Thu Sep 12th, 2013 at 02:13:02 PM EST
A hat tip here to my friend John Rogers, who has spent a great many years in the trenches working on community currencies.
HG Wells wrote A Modern Utopia in 1905 in which he imagined an economic system that preserved gold as the medium of exchange but NOT as the standard of value, which instead would be based on energy units.
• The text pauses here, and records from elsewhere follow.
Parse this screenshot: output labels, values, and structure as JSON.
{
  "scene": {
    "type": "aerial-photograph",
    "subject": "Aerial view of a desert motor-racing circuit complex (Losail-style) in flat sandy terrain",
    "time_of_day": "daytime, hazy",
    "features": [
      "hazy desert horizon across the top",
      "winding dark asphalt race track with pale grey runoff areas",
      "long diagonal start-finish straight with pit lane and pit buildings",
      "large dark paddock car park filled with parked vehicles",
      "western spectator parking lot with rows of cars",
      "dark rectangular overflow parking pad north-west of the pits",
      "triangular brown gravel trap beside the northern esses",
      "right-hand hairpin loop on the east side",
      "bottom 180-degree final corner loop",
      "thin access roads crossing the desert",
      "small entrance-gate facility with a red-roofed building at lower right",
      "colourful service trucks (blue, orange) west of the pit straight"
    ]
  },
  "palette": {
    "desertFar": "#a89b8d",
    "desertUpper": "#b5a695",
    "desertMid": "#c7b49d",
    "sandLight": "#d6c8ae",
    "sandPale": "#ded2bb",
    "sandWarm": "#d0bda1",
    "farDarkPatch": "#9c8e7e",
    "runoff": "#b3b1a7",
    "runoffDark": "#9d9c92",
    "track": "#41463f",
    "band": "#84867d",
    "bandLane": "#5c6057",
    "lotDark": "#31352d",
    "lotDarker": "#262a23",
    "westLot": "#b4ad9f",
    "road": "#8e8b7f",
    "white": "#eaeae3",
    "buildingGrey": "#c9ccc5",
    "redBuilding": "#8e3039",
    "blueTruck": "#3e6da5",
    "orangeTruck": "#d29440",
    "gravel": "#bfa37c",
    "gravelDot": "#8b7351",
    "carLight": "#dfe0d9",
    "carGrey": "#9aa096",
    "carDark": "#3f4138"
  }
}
Entertaining and interesting!
This from Chapter Three (my bold)
"Moreover, one may imagine Utopian local authorities making contracts in which payment would be no longer in coinage upon the gold basis, but in notes good for so many thousands or millions of units of energy at one or other of the generating stations.
Now the problems of economic theory will have undergone an enormous clarification if, instead of measuring in fluctuating money values, the same scale of energy units can be extended to their discussion, if, in fact, the idea of trading could be entirely eliminated.
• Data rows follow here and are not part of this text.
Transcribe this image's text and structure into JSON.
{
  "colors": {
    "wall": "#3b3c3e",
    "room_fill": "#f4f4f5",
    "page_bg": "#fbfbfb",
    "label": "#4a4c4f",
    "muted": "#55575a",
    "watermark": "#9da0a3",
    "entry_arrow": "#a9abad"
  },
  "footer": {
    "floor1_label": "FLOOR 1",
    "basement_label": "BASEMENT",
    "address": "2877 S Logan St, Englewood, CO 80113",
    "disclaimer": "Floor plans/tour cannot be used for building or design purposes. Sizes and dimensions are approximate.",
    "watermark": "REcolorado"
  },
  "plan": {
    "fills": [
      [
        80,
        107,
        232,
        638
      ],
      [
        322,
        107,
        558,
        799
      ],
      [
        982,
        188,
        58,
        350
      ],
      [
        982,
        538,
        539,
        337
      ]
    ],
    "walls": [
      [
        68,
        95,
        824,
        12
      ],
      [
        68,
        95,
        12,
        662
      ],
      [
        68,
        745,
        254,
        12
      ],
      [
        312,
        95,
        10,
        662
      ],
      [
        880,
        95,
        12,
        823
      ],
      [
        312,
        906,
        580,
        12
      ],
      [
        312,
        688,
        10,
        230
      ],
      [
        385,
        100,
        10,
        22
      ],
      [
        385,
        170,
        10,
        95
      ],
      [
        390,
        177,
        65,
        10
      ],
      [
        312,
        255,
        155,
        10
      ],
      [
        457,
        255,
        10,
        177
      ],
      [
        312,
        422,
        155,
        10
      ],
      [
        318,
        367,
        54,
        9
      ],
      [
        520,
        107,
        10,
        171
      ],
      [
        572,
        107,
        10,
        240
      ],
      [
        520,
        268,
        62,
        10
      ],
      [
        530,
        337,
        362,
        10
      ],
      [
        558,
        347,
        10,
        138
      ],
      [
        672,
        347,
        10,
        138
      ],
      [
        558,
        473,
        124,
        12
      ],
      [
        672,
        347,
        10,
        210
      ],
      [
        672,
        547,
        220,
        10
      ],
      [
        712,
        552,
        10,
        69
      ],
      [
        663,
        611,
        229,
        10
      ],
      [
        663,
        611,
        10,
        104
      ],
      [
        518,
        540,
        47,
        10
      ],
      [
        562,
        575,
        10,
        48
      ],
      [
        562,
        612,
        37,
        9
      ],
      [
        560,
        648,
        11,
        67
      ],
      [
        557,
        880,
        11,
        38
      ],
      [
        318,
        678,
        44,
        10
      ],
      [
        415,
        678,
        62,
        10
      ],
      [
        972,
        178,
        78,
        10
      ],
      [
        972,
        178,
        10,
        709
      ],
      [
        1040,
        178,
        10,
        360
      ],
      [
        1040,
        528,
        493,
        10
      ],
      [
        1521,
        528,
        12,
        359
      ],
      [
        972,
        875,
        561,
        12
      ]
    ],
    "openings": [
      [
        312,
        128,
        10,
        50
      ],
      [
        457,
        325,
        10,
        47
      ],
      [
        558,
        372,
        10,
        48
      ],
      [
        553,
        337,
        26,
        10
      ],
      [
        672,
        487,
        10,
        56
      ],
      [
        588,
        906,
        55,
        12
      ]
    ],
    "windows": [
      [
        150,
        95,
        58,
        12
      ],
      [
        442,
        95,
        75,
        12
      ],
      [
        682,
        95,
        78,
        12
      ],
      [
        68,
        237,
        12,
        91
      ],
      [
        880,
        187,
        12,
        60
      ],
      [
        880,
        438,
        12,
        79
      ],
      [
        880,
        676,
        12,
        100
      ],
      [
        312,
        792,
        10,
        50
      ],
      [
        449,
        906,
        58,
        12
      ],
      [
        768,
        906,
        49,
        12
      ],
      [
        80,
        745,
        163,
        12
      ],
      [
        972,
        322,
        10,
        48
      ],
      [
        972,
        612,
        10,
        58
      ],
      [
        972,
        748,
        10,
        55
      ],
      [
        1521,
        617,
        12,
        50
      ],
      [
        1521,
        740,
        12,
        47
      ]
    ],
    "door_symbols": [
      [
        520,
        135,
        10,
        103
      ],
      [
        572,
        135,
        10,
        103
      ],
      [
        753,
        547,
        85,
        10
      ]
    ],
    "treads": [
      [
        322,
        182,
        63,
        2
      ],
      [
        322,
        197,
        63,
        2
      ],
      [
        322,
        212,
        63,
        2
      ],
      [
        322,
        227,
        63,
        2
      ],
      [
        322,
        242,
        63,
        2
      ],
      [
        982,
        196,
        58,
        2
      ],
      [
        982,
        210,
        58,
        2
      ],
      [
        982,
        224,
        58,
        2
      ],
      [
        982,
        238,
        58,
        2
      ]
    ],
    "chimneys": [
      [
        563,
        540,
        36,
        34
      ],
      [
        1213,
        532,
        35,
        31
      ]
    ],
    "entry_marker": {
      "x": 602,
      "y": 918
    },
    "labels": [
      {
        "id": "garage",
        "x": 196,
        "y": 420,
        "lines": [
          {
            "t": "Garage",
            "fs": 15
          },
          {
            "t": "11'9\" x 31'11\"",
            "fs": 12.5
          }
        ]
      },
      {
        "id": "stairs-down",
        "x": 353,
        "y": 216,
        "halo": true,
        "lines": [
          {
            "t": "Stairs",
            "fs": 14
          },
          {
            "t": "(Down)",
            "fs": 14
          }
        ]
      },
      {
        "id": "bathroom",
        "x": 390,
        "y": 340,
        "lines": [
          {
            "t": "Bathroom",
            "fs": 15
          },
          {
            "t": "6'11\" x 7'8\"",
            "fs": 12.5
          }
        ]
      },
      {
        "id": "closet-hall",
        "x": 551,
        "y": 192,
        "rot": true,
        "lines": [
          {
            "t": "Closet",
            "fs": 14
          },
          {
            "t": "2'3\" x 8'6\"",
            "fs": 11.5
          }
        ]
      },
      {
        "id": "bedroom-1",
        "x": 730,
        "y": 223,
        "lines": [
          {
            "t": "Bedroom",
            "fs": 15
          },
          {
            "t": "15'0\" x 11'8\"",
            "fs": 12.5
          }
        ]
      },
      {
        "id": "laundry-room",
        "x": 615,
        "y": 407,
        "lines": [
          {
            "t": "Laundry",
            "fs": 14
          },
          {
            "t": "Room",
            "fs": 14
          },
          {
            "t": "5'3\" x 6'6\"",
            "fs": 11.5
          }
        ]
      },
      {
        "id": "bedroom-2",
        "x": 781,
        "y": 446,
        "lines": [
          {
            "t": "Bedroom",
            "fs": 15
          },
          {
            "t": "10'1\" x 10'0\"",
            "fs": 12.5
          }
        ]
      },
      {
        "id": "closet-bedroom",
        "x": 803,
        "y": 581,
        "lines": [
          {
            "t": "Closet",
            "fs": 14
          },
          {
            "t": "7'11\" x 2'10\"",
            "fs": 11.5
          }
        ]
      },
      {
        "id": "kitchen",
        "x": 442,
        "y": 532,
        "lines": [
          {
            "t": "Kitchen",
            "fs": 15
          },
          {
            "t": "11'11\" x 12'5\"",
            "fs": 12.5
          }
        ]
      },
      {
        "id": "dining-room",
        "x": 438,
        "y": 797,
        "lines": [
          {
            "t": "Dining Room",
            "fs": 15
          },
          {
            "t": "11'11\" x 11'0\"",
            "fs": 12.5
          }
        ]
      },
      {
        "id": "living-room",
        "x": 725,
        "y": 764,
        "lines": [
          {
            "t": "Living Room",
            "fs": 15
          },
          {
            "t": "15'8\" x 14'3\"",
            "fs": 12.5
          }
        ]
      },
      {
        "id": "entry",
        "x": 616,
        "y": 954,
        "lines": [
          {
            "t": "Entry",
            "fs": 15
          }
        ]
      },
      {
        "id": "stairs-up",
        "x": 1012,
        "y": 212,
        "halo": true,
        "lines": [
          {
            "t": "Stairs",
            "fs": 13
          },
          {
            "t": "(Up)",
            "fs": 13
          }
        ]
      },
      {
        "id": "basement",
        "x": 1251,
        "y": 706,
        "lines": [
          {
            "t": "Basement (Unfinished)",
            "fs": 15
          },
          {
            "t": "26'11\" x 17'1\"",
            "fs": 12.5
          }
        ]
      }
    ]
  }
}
In my Utopia, at any rate, this has been done, the production and distribution of common commodities have been expressed as a problem in the conversion of energy, and the scheme that Utopia was now discussing was the application of this idea of energy as the standard of value to the entire Utopian coinage."
Wells envisaged electricity currency and an electricity standard, but as I have pointed out recently, a unit of energy may have manifestations other than electricity, and an energy standard is independent of the variations of energy currencies whose relative values may be priced by reference both to it, and the relative locations of issuer and user.
The application of least energy cost principles leads - as the Danes demonstrate in practice - to completely different outcomes to the application of least fiat unit cost principles.